If you want to see some of these prompting techniques in action, you can take a look at the prompts
folder of Augmentoolkit. Question generation, question/answer validation, and multi_turn_assistant_conversation in particular are noteworthy. There’s also a new open-source project I’m working on, for the Verus community, provisionally called Verustoolkit, that has some more modern prompts. You can check out its prompts folder too.
Finally, if you want more posts like this and found this helpful, consider subscribing and sharing!
Alright that’s all for this week. Thanks for reading, have a good one and I’ll see you next time!
This is very helpful. Repurposing errors as new examples is brilliant!
Two questions: Is role playing ("You are a xxx AI)" really useful? What about using first person ("I am a xxx AI")?
Really enjoying your blog so far, very few people study the nuances of prompting like you do.

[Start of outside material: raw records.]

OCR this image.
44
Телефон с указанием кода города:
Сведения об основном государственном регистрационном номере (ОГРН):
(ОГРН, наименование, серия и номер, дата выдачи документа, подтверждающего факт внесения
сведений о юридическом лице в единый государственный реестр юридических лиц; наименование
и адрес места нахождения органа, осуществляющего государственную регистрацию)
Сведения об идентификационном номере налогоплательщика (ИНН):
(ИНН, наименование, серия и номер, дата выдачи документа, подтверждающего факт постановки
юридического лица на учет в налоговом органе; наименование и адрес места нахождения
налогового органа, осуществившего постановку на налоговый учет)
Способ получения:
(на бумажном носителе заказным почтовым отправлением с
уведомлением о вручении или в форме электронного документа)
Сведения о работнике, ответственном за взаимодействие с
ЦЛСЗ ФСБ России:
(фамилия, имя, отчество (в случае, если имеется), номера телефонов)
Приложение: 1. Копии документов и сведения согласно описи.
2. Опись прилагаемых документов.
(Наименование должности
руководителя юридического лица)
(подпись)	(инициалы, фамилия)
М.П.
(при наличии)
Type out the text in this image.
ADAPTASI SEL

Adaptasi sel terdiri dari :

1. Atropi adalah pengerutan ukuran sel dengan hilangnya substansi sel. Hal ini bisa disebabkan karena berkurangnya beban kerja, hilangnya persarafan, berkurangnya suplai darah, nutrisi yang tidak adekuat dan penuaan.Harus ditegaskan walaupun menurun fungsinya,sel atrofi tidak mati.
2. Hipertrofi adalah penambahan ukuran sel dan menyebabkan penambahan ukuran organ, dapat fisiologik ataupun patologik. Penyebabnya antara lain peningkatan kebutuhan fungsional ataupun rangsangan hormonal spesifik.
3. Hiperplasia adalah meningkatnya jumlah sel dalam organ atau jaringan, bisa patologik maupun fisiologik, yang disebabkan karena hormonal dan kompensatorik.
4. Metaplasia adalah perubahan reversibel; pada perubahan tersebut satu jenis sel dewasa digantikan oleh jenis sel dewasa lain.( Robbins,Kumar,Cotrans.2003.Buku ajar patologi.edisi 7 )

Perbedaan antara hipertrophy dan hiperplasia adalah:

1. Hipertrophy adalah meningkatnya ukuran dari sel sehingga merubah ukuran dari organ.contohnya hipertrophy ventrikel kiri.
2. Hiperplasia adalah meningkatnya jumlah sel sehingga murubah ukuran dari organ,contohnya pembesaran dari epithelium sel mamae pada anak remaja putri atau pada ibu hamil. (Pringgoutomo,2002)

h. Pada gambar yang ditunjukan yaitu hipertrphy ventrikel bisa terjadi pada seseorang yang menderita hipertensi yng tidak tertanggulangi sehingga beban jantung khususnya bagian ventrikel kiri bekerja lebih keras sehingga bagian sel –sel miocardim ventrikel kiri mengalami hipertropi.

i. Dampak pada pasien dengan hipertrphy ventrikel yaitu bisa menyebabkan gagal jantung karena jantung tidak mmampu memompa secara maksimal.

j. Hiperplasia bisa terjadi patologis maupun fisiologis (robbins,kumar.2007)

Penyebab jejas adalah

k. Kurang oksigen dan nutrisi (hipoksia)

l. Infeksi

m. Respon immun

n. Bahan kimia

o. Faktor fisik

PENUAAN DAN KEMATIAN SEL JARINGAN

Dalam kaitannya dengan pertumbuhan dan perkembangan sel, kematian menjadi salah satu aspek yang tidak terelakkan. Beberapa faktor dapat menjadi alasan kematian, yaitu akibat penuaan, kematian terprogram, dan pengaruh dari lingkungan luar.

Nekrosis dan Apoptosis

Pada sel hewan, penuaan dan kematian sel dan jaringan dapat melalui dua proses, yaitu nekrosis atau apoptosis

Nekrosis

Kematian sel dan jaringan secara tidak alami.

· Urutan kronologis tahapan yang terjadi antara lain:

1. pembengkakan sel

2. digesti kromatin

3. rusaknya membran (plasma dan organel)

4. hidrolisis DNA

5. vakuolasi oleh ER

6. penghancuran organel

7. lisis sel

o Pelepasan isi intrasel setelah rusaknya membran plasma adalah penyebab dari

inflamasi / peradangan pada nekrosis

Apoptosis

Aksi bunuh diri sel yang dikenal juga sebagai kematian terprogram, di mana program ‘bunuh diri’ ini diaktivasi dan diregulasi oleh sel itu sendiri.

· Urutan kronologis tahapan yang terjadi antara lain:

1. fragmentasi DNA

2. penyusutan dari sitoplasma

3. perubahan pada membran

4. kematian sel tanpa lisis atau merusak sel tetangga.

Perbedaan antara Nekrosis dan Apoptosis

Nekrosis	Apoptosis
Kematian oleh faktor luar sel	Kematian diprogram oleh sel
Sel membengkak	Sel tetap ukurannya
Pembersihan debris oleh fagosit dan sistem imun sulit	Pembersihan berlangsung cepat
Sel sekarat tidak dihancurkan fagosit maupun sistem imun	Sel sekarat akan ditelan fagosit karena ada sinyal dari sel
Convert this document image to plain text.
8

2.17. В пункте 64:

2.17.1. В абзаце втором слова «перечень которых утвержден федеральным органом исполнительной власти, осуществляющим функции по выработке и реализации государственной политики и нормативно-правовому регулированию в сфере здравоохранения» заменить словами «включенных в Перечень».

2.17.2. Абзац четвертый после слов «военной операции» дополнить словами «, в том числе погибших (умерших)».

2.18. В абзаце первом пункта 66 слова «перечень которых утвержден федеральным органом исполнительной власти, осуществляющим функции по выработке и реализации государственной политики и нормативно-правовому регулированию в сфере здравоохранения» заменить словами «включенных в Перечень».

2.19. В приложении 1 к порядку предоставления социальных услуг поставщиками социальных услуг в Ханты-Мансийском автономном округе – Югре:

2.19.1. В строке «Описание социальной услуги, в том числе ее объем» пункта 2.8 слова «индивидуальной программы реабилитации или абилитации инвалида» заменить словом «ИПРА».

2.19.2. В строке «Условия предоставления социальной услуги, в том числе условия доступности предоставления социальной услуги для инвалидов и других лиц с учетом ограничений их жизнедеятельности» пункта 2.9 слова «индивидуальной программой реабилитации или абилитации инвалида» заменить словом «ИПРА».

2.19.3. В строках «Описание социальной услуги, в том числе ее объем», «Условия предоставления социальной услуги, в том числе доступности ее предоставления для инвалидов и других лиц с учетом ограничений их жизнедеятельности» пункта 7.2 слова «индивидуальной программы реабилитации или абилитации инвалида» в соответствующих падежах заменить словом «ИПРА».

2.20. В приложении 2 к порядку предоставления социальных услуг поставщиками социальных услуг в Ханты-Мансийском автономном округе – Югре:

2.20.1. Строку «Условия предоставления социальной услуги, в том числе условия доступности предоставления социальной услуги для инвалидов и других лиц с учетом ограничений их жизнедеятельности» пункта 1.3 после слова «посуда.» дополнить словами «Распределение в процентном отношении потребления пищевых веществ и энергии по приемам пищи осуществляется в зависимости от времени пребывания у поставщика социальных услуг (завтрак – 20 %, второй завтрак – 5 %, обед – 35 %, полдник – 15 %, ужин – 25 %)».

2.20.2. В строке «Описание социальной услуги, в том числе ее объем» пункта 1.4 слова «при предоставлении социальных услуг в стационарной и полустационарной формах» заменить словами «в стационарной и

For making an LLM learn new knowledge that can be applied in diverse tasks, how do you think prompting compares vs. other methods like continued pretraining in terms of response quality? Do you think in-context learning with the prompt achieve the highest quality of learning, and other methods are mainly for cost saving / large scale? Or do you think prompting is a suboptimal way of making an LLM learn new information, even if the information can fit in the context window?
These days, the context window can fit millions of tokens and prompt caching can make them quite cheap, but I'm not sure it's possible to teach an LLM new stuff like a human, simply by patiently explaining how to do things, providing feedback when it makes mistakes, and keeping the full history in the prompt.
Also, what are your thoughts on "infinite context window" algorithms (i.e. linear complexity LLMs)? Will they eventually dominate and replace the finite size attention we use now?